Q: Does your daughter Matilda come to set?
A: “She comes with me everywhere.”
Q: How do you balance getting into character and then going home at the end of the day to be a mom?
A: “What works for me is to have a commute from where we live to where I work. So that in the morning, I leave the house behind and walk clean and fresh into my professional life. And then the same thing on the way home. I find that a 20 or 30 minute commute makes a kind of passageway for me that I need.”
Q: You’re currently shooting “OZ,” playing Glinda. Matilda must love coming to that set.
A: “It’s the best thing professionally that’s happened to us. It has brought her on board my work in a way that wasn’t possible in a movie like ‘Marilyn’ or ‘Blue Valentine.’ On those, there was no space for a kid to come visit and be a kid. (With ‘Oz’) she comes every single day after school because it’s like a playground. She says, ‘There’s only one good witch and it’s my mom.’ She’s very excited about it.”
Q: It’s interesting that you said the project was the best thing to happen professionally to “us” not “me.”

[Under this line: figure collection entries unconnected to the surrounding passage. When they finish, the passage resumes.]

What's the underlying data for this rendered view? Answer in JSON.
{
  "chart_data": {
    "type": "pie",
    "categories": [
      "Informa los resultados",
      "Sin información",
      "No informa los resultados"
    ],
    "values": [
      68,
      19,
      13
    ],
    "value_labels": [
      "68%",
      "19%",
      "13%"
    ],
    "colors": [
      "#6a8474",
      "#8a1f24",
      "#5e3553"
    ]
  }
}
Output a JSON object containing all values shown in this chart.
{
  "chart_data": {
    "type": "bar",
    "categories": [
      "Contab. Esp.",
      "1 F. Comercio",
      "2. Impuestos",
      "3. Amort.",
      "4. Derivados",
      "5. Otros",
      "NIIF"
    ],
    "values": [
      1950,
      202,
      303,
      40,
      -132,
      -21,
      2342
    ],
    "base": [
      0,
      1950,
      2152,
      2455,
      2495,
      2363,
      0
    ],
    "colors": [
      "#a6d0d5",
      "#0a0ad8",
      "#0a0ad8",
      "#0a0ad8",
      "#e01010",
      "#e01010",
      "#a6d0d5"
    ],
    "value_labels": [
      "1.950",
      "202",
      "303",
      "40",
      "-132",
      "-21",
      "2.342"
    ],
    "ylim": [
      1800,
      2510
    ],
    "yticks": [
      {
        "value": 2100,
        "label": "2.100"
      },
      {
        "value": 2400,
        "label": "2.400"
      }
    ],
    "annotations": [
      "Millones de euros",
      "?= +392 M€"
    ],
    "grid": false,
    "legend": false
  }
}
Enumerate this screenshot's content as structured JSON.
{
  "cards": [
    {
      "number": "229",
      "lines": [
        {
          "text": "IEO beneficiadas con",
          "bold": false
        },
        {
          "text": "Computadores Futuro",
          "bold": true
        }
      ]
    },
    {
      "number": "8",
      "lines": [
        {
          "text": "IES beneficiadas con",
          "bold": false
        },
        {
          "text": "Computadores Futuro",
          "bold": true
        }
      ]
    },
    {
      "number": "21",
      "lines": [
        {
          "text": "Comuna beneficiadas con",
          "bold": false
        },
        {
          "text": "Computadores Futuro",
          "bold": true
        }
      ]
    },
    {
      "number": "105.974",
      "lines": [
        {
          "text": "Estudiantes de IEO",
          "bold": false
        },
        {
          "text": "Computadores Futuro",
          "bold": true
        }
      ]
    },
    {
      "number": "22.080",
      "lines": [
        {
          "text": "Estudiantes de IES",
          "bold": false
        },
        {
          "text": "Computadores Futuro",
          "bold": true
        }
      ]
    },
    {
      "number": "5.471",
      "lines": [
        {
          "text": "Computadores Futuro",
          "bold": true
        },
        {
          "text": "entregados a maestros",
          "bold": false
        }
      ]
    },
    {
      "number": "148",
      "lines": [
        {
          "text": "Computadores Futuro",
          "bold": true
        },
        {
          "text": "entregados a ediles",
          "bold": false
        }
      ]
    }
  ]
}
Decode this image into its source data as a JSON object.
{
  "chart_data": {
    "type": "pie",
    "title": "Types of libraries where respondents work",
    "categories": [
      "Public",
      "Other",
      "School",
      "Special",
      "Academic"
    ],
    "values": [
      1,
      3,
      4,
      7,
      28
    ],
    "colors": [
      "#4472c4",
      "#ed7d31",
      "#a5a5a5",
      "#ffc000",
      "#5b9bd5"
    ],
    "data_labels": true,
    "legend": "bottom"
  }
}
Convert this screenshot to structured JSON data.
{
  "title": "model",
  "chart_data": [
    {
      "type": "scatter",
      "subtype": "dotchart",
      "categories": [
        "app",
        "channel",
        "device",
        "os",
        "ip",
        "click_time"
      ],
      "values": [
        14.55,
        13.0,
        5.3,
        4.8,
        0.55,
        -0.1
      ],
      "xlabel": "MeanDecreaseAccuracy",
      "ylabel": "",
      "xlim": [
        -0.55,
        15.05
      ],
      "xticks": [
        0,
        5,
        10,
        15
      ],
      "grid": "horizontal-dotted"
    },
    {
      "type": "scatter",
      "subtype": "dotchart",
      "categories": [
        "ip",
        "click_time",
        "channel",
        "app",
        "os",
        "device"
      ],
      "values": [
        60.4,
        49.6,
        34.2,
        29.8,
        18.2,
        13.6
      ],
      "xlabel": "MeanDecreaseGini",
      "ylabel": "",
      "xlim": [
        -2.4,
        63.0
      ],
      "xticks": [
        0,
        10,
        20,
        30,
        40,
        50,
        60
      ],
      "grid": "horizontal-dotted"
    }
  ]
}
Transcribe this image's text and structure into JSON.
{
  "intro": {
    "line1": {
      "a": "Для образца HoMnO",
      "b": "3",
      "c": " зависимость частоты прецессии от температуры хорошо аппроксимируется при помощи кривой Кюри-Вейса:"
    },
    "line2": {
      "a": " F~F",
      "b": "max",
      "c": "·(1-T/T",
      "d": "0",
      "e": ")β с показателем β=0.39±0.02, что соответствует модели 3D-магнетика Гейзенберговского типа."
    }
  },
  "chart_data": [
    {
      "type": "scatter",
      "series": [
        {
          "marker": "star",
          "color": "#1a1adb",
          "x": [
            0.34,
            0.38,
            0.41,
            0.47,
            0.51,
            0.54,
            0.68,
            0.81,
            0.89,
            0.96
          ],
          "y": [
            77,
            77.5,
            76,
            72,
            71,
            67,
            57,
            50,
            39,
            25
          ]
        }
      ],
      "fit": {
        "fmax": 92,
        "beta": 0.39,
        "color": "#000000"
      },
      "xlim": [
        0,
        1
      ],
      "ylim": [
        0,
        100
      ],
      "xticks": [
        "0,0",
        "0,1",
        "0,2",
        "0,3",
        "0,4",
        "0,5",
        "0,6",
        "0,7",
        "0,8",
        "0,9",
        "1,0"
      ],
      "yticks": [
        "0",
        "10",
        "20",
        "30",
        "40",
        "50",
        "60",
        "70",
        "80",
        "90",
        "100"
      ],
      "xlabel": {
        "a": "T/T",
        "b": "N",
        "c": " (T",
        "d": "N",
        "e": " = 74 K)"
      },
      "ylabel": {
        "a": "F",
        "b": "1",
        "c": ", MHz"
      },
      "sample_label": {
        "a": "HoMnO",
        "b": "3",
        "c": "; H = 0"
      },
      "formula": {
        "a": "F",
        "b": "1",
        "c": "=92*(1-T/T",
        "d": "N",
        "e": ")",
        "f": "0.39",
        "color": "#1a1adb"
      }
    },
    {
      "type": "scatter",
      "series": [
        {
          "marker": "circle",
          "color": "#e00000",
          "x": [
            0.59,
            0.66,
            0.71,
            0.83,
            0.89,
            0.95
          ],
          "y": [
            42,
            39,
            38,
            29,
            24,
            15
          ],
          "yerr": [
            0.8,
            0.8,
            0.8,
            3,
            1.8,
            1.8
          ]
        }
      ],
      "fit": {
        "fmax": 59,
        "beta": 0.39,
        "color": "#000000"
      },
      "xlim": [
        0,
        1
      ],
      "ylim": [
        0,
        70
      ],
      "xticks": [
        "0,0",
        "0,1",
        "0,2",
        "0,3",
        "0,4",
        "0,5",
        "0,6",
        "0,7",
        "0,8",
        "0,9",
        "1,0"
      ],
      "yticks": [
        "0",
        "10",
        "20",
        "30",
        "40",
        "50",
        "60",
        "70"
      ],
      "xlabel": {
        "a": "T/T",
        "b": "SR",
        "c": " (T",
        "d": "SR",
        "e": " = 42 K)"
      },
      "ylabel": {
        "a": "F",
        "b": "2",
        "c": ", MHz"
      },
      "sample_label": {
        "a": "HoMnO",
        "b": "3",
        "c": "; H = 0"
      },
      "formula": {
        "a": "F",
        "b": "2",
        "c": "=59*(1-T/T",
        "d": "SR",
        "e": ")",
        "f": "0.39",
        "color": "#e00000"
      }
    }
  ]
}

A: “Definitely. Every choice that I make is about how it’s going to affect our life — where it films, how long it is, what else is going on in her year, what’s the last job I did, how much time I’ve had off in between, how much time we had to really deeply connect and how long can we sustain a period of time where I’m working. So when ‘Oz’ came along, it was very clear to me that it was the right decision for us.”